The story revolves around Daphne, who is transformed into a tree by her father, to turn away Apollo, the god of sun and music, who is in love with her. She wants to remain unmarried and worship goddess Diana. The tree, in this narrative, becomes a banyan, and the goddess, Kali.
“Though the story is not from here, the women relate to the symbols, which are universal,” says Miranda.
Towards the end of a practise session on Thursday, the performers huddle together and Miranda throws the floor open. What do they think of the protagonist turning into a tree? One of the women says remaining as a tree would mean being solitary, devoid of companionship. Another equates the tree to a goddess and calls it sacred. “Each one interprets it differently,” says Miranda, who has held workshops for the staff and residents of The Banyan, earlier in 2013, as well.

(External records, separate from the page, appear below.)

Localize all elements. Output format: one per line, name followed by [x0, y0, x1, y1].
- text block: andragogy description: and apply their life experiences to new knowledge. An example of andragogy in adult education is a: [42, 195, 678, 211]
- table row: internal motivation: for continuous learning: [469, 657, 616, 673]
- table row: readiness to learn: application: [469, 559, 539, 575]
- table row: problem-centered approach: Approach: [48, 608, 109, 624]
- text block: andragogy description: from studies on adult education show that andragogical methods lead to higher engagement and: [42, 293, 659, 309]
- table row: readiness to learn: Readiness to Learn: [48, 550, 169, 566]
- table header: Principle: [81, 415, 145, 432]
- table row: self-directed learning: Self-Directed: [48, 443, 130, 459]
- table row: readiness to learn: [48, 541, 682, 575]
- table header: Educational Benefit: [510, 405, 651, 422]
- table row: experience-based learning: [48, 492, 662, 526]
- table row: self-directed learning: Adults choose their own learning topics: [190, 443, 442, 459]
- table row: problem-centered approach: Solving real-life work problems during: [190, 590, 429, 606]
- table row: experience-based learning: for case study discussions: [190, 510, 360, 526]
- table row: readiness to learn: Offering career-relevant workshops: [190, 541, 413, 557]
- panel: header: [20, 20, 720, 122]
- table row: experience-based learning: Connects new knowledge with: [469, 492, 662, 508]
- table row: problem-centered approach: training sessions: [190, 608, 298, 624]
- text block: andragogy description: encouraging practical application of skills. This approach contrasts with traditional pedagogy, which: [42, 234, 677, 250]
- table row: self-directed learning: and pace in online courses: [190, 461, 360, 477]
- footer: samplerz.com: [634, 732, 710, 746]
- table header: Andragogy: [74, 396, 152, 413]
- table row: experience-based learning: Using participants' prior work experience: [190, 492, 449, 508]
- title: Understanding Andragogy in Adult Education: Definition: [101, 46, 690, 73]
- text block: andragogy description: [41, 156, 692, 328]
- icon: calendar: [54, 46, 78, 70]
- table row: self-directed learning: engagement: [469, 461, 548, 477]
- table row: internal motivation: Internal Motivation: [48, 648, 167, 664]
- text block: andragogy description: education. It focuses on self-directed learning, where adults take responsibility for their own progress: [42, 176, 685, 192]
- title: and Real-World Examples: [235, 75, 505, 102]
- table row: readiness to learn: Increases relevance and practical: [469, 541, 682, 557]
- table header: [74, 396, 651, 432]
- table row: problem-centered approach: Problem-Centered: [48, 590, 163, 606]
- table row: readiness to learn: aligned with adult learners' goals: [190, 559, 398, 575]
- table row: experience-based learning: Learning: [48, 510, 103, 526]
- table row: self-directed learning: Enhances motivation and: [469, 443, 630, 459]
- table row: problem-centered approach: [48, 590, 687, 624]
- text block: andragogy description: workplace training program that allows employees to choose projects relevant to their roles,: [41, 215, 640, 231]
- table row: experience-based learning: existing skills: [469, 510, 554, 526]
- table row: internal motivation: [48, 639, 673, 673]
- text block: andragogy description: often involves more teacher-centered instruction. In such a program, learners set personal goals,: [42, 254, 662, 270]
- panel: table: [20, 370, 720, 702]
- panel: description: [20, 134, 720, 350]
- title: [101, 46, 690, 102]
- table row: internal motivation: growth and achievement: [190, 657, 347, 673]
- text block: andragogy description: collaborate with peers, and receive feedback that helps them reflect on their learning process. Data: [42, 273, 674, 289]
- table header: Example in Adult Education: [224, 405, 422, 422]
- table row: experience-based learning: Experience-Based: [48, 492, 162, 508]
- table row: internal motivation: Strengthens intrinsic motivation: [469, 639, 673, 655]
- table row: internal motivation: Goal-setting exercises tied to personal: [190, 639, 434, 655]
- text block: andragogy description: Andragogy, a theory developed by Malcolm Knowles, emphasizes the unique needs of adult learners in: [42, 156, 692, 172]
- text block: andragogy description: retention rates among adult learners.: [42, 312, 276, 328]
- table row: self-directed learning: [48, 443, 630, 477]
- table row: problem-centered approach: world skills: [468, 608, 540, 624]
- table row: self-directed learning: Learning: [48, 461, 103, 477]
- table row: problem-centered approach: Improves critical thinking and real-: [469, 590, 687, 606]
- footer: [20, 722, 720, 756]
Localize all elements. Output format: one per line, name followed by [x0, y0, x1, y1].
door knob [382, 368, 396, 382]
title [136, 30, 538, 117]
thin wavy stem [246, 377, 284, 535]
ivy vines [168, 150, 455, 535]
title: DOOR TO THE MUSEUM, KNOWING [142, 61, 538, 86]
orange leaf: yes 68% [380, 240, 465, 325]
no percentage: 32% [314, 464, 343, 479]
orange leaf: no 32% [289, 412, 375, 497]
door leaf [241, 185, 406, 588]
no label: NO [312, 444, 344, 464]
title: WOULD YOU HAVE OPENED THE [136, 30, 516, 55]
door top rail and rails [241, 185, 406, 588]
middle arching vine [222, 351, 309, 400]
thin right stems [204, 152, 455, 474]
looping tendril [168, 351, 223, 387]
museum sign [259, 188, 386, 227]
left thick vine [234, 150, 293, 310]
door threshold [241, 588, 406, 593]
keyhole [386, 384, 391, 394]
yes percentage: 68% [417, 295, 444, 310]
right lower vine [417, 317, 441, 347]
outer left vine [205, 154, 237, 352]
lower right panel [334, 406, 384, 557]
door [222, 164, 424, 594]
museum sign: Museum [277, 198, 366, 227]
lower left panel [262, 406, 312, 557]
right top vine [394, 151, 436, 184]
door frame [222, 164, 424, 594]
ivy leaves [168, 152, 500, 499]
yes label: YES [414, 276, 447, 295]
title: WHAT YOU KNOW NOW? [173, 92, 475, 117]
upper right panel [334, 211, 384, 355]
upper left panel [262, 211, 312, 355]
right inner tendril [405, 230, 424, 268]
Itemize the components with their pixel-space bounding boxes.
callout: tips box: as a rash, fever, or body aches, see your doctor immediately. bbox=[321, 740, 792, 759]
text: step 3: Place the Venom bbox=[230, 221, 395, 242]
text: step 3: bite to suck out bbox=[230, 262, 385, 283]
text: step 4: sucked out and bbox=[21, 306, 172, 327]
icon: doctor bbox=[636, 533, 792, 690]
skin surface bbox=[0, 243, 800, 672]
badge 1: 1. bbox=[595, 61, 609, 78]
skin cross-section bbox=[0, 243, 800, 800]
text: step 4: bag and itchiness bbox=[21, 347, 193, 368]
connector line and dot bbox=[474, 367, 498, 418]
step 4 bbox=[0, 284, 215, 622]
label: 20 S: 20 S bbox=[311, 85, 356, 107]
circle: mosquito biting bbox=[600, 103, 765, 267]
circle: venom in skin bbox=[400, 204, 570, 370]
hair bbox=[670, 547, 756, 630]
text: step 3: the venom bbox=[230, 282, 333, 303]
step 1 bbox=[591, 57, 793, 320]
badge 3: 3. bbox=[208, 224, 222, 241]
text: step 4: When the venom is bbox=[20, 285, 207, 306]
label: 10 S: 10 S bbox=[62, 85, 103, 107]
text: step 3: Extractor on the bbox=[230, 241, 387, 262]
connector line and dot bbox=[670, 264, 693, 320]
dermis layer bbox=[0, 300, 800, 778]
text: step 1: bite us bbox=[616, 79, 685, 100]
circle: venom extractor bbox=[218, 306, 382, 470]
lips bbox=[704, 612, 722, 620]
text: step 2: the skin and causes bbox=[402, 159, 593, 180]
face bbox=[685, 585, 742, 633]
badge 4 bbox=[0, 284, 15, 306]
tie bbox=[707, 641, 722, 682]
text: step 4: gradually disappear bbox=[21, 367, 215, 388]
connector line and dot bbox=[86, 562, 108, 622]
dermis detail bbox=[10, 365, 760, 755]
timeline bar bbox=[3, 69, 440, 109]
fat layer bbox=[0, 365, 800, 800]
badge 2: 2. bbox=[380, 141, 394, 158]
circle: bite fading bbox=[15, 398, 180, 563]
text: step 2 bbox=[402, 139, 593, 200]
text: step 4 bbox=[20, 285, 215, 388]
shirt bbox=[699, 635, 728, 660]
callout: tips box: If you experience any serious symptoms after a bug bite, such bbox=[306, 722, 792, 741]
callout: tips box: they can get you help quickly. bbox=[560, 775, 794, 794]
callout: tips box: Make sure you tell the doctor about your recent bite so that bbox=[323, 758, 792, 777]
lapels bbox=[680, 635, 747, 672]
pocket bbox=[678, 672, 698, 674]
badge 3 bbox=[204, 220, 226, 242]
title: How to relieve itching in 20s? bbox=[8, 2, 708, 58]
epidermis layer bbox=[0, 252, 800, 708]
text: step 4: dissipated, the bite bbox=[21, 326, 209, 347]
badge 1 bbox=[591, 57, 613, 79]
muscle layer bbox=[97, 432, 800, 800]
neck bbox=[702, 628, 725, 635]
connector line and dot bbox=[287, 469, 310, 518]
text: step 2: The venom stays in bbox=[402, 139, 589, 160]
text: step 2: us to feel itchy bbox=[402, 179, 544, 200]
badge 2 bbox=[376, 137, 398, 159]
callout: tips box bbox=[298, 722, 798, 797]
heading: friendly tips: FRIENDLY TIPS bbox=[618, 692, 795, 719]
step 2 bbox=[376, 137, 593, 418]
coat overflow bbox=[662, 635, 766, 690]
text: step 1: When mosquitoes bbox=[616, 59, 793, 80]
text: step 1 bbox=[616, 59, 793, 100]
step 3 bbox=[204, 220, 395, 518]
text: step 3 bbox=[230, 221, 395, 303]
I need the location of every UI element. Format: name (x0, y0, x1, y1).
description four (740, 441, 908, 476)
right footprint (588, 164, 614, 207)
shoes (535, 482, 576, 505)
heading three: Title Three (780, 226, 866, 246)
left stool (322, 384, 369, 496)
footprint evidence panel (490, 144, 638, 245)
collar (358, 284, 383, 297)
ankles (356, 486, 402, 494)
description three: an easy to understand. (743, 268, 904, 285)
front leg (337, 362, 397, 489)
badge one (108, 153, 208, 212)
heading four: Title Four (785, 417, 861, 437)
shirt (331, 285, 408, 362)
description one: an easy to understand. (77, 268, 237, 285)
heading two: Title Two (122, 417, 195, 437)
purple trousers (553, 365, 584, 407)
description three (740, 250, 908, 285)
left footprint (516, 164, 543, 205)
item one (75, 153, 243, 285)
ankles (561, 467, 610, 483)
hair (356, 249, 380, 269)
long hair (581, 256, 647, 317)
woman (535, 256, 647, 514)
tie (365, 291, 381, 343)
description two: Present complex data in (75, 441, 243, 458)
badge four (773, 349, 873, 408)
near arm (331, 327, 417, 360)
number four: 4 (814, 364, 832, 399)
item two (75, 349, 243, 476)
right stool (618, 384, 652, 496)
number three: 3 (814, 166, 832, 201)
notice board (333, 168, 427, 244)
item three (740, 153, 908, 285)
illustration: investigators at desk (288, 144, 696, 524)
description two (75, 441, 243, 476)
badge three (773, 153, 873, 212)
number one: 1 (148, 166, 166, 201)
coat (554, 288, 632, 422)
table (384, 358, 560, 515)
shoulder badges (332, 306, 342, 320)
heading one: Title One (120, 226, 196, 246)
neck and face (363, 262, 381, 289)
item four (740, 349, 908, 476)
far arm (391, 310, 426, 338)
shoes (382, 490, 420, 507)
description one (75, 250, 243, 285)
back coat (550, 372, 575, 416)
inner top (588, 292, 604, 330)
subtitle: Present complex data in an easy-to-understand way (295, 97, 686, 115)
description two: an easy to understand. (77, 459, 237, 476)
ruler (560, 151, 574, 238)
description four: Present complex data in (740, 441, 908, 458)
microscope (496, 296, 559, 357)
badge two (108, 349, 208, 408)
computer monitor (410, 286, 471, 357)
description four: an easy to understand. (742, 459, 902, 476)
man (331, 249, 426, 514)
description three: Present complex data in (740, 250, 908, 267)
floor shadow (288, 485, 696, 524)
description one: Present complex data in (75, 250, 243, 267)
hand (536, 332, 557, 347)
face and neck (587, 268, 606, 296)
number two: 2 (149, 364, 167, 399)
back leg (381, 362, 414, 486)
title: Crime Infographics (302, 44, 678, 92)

Akhila Ramnarayan, theatre actor and writer, who is also part of the performance, says Miranda levels the playing field and there is no distinction between the NGO’s residents and the artistes. “There is so much empathy in that room. If art cannot transform the artiste, it cannot transform the audience,” she says.
Gheerthiga Subramaniam, one of the dancers, says the women bring so much honesty and spontaneity to the performance that she is responding to them, more than concentrating on technique.
What is going to be staged on Saturday is really a sketch, says Miranda. “As an artiste, it is quite liberating to invite the audience before the piece is complete, to let them be a part of the process,” she says.